Não direi a idade que tenho. Direi apenas que chorei quando Domingos, o divino, fez o pênalti em Piola. Minhas lágrimas então me batizaram. Fui Serjinho, depois Serjão. Fui menino e homem ao pé do rádio, diante da tv, sobre a arquibancada – sempre hipnotizado pela bola. Passadas mais de nove décadas, constato estarrecido: a vida trouxe amores e desilusões, fé e desesperanças, certezas e dúvidas – trouxe tudo e levou tudo embora: só nunca levou o futebol. Tive sempre comigo, pervasiva e inexorável, a fixação pelo jogo.
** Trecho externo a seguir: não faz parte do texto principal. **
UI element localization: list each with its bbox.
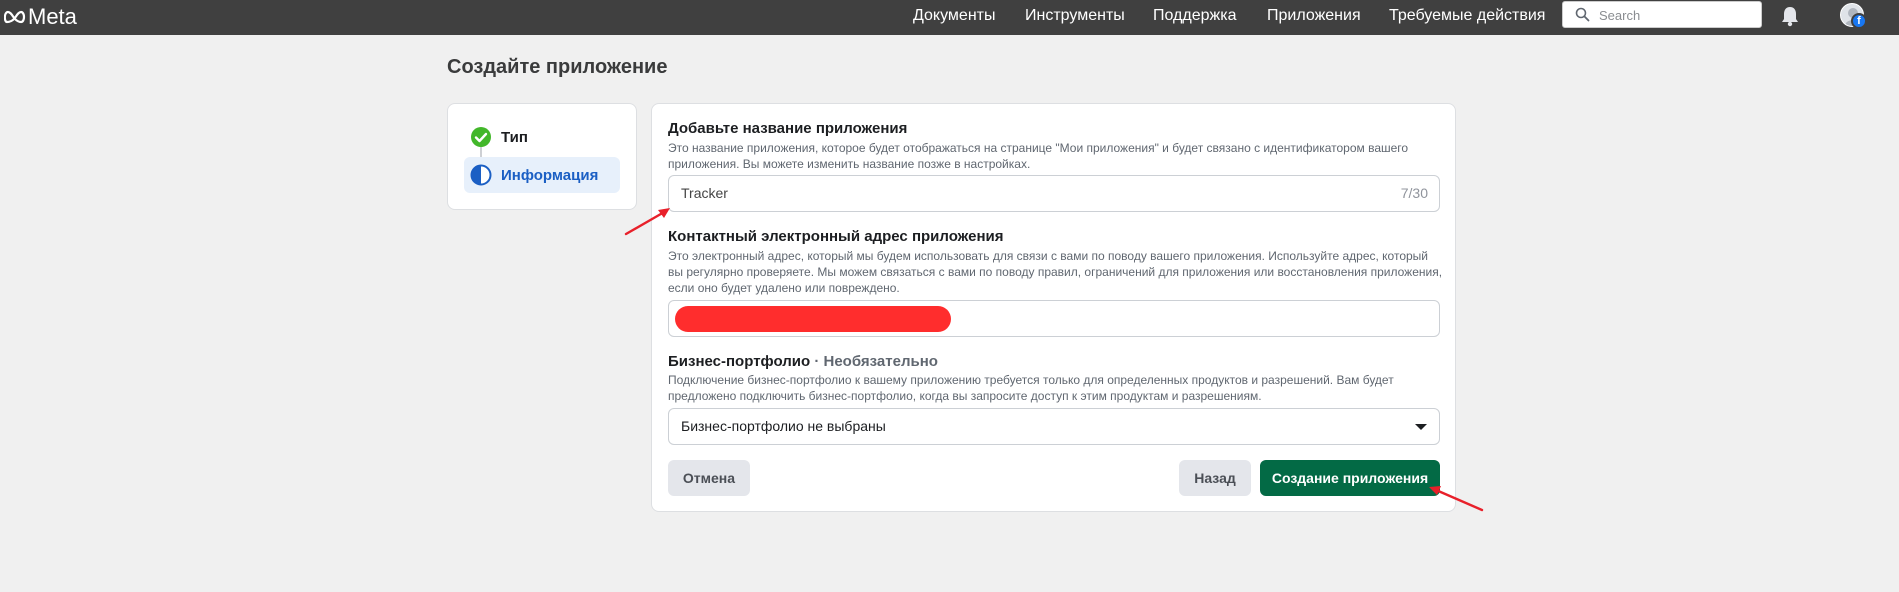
facebook-badge-icon: f xyxy=(1851,13,1867,29)
nav-required-actions[interactable]: Требуемые действия xyxy=(1389,0,1545,35)
page-title: Создайте приложение xyxy=(447,56,668,78)
bell-icon[interactable] xyxy=(1780,5,1800,27)
step-type-label: Тип xyxy=(501,128,528,146)
step-type[interactable]: Тип xyxy=(464,119,620,155)
meta-logo[interactable]: Meta xyxy=(4,3,77,31)
app-name-help: Это название приложения, которое будет о… xyxy=(668,141,1409,171)
contact-email-label: Контактный электронный адрес приложения xyxy=(668,228,1004,245)
redacted-email-value xyxy=(675,306,951,332)
nav-support[interactable]: Поддержка xyxy=(1153,0,1236,35)
business-portfolio-label-text: Бизнес-портфолио xyxy=(668,353,811,370)
check-circle-icon xyxy=(471,127,491,147)
search-box[interactable] xyxy=(1562,1,1762,28)
back-button[interactable]: Назад xyxy=(1179,460,1251,496)
contact-email-help: Это электронный адрес, который мы будем … xyxy=(668,249,1443,295)
steps-card: Тип Информация xyxy=(447,103,637,210)
app-name-value: Tracker xyxy=(681,185,728,201)
caret-down-icon xyxy=(1415,424,1427,430)
business-portfolio-help: Подключение бизнес-портфолио к вашему пр… xyxy=(668,373,1394,403)
search-icon xyxy=(1575,7,1590,22)
logo-text: Meta xyxy=(28,4,77,29)
nav-apps[interactable]: Приложения xyxy=(1267,0,1361,35)
create-app-button[interactable]: Создание приложения xyxy=(1260,460,1440,496)
business-portfolio-label: Бизнес-портфолио · Необязательно xyxy=(668,353,938,370)
app-name-input[interactable]: Tracker 7/30 xyxy=(668,175,1440,212)
nav-documents[interactable]: Документы xyxy=(913,0,995,35)
nav-tools[interactable]: Инструменты xyxy=(1025,0,1125,35)
step-information-label: Информация xyxy=(501,166,599,184)
app-name-counter: 7/30 xyxy=(1400,185,1428,201)
app-name-label: Добавьте название приложения xyxy=(668,120,908,137)
contact-email-input[interactable] xyxy=(668,300,1440,337)
create-app-form: Добавьте название приложения Это названи… xyxy=(651,103,1456,512)
business-portfolio-select[interactable]: Бизнес-портфолио не выбраны xyxy=(668,408,1440,445)
business-portfolio-selected: Бизнес-портфолио не выбраны xyxy=(681,418,886,434)
meta-infinity-icon xyxy=(4,10,26,24)
half-circle-icon xyxy=(470,164,492,186)
step-information[interactable]: Информация xyxy=(464,157,620,193)
cancel-button[interactable]: Отмена xyxy=(668,460,750,496)
optional-suffix: · Необязательно xyxy=(814,353,938,370)
search-input[interactable] xyxy=(1599,6,1754,24)
top-navigation-bar: Meta Документы Инструменты Поддержка При… xyxy=(0,0,1899,35)
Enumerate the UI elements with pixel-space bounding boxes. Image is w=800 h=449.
É uma constatação de gosto estranho. Ao fim da vida, gostaria de tê-la dedicado a uma causa mais nobre. Gostaria de ter sido um revolucionário que se sacrificou à libertação do povo. Ou um poeta que viveu como um instrumento da arte. Ou um cavalheiro que morreu por causa dum grande amor. Mas não: dediquei grande parte da minha vida ao Botafogo. Eventualmente, ao Marcílio. Nas datas-FIFA, à Seleção. Minha grande causa, confesso envergonhado, é o futebol.
A vergonha é dupla. Não só porque o futebol é, em si, uma causa pouco nobre. Mas também porque sua pouca nobreza, ao longo desses meus tantos anos, só diminuiu. Não há mais a altivez apolínea dos grandes estilistas: um Didi, um Beckenbauer, um Di Stéfano. Não há mais a arte pura e indômita dos craques-meninos: um Maradona, um George Best, um Garrincha. Não há mais os gênios da raça, que pareciam apontar um outro estágio evolutivo da espécie humana: um Obdulio, um Cruyff, um Pelé. Sim, há ainda a fúria dos enfrentamentos, o coro das torcidas e a catarse do gol. Sobretudo isto: o gol. Ele ainda extasia, e no êxtase nos revela, e na revelação nos cura. Talvez seja isso que buscamos, eu e os tantos que tanto da vida dedicam ao futebol: o êxtase, a revelação, a cura do gol. Mas até isso, a mais íntima essência do futebol, parece perder-se.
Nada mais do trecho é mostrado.